It’s also a show with jazzy, sophisticated music and choreography by Radco’s Roel Hammerschlag.
The musical version of the story of some very human-esque dogs and their adventures with cars, roller skates and more opens tonight. It’s the first show of Olympia Family Theater’s seventh season.
“The band is playing during almost all of the action,” said Jen Ryle, the show’s director and OFT’s artistic director. “It’s almost like blocking a silent movie.
“It uses colors and shapes and the action of the dogs — although they are not doglike in the book or on stage,” she said. “They are not crawling around. They are humans. They just happen to have ears and tails.”
The jazzy music makes the show fun for adults, too, she said. “It has some scatting in it. It’s fun to listen to for adults, and the action and fun of the dogs appeals to the youngest, all the way down to 3 or even younger.”

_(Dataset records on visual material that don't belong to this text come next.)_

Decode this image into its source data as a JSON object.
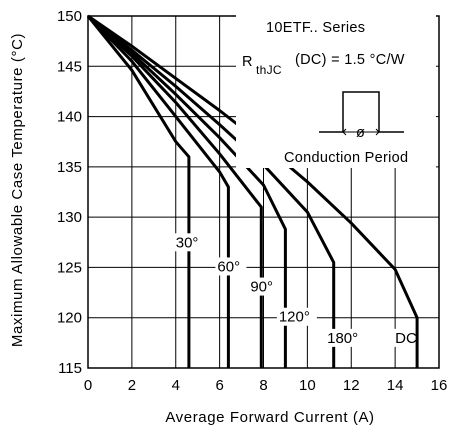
{
  "chart_data": {
    "type": "line",
    "title": "",
    "xlabel": "Average Forward Current (A)",
    "ylabel": "Maximum Allowable Case Temperature (°C)",
    "xlim": [
      0,
      16
    ],
    "ylim": [
      115,
      150
    ],
    "xticks": [
      "0",
      "2",
      "4",
      "6",
      "8",
      "10",
      "12",
      "14",
      "16"
    ],
    "yticks": [
      "115",
      "120",
      "125",
      "130",
      "135",
      "140",
      "145",
      "150"
    ],
    "grid": true,
    "annotations": {
      "series_line": "10ETF.. Series",
      "rth_r": "R",
      "rth_sub": "thJC",
      "rth_rest": "(DC) = 1.5 °C/W",
      "phi": "ø",
      "conduction": "Conduction Period"
    },
    "series": [
      {
        "label": "30°",
        "x": [
          0,
          2,
          4,
          4.6,
          4.6
        ],
        "y": [
          150,
          144.6,
          137.5,
          136,
          115
        ]
      },
      {
        "label": "60°",
        "x": [
          0,
          2,
          4,
          6,
          6.4,
          6.4
        ],
        "y": [
          150,
          145.5,
          140,
          134.5,
          133,
          115
        ]
      },
      {
        "label": "90°",
        "x": [
          0,
          2,
          4,
          6,
          7.9,
          7.9
        ],
        "y": [
          150,
          146,
          141.4,
          136.3,
          131,
          115
        ]
      },
      {
        "label": "120°",
        "x": [
          0,
          2,
          4,
          6,
          8,
          9,
          9
        ],
        "y": [
          150,
          146.3,
          142.2,
          137.9,
          133.2,
          128.8,
          115
        ]
      },
      {
        "label": "180°",
        "x": [
          0,
          2,
          4,
          6,
          8,
          10,
          11.2,
          11.2
        ],
        "y": [
          150,
          146.6,
          143,
          139.2,
          135.2,
          130.5,
          125.5,
          115
        ]
      },
      {
        "label": "DC",
        "x": [
          0,
          2,
          4,
          6,
          8,
          10,
          12,
          14,
          15,
          15
        ],
        "y": [
          150,
          147,
          143.8,
          140.6,
          137.2,
          133.5,
          129.4,
          124.8,
          120,
          115
        ]
      }
    ],
    "curve_labels": [
      {
        "text": "30°",
        "x": 4.0,
        "y": 127
      },
      {
        "text": "60°",
        "x": 5.9,
        "y": 124.6
      },
      {
        "text": "90°",
        "x": 7.4,
        "y": 122.6
      },
      {
        "text": "120°",
        "x": 8.7,
        "y": 119.6
      },
      {
        "text": "180°",
        "x": 10.9,
        "y": 117.5
      },
      {
        "text": "DC",
        "x": 14.0,
        "y": 117.5
      }
    ]
  }
}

“The score was written for accordion,” said musical director Stephanie Claire, “so imagine French cafe and jazz and bouncy dance music.
“You’ll hear some familiar things in it, like ‘Take Me Out to the Ballgame’ and ‘How Much Is That Doggie in the Window?’ but then it morphs into a totally different thing.”
The four-piece band — pianist Claire, percussionist Scuff Acuff, bassist Ben Matthews and guitarist Rich Sikorski — will be on stage during the show.
“We get to be part of the interaction with the actors and do some singing ourselves — or oohing, I should say,” Claire said. “There’s lots of ‘oohing’ and ‘la-la’ and be bop and nonsense lyrics.”
The dogs sing, too — and the show does have some dialogue, mostly spoken by M.C. Dog, who narrates some of the action. The words are simple, as in the original book.
But for the most part, the story is conveyed by action, which mixes choreography and improvisation.
“There’s a lot of movement because there are so few words,” Claire said. “I wouldn’t call it dancing per se. The actors are doing choreographed things in certain places, and then they are free to do what they feel, depending on the music and the scene.”
The dogs play, snooze, skate, ride scooters and a little bicycle, and even drive cars — inherited from Ballet Northwest, which used them in a production of “An American in Paris” about 25 years ago.
Ryle spotted the cars — which the actors wear on suspenders — last year when OFT borrowed space at the ballet studio for set painting.
“I saw them way up on the scaffolding,” she said, “and I thought, ‘If we ever do ‘Go, Dog. Go,’ I know whom to call.
“They were willing to give them to us,” she said. “They were these adorable props ready to go for us. We gave them a new paint job.”
GO, DOG, GO
What: Olympia Family Theater begins its seventh season with a musical adaptation of P.D. Eastman’s popular early reader book about the adventures of some very human-like dogs.
When: 7 p.m. today plus Oct. 18-19, 25-26; 1 p.m. Saturday and Sunday plus Oct. 20-21, 27-28; and 4:30 p.m. Oct. 20 and 27
Where: The Black Box at The Washington Center for the Performing Arts, 512 Washington St. SE, Olympia
Tickets: $16 adults; $12 students, seniors and military; $9 ages 12 and younger. For the Oct. 18 show, pay what you can.
Season tickets: Buy tickets to three or more shows and save 10 percent. (Discount is not available online.)
Also: The show will be most enjoyed by ages 3 and older.
THE REST OF THE SEASON
“The Wind in the Willows” (Nov. 30-Dec. 23), a world premiere musical adaptation by Andy Gordon: Adapted from Kenneth Grahame’s beloved book, the play follows the adventures of Ratty, Mole, Toad and Badger.
“James and the Giant Peach” (Feb. 1-17): The company’s youth-only production is an adaptation of Roald Dahl’s fantastic story about a boy’s voyage aboard a peach.
“The Somewhat True Tale of Robin Hood” (March 29-April 14): This version of Robin Hood, by Mary Lynn Dobson, adds a Pythonesque twist to the tale of the hero in green.
“Cinder Edna” (May 24- June 9), a world premiere musical adaptation by Ted Ryle: This musical, based on the book by Ellen Jackson, tells the tale of Cinderella’s next-door neighbor, who has a different approach to life.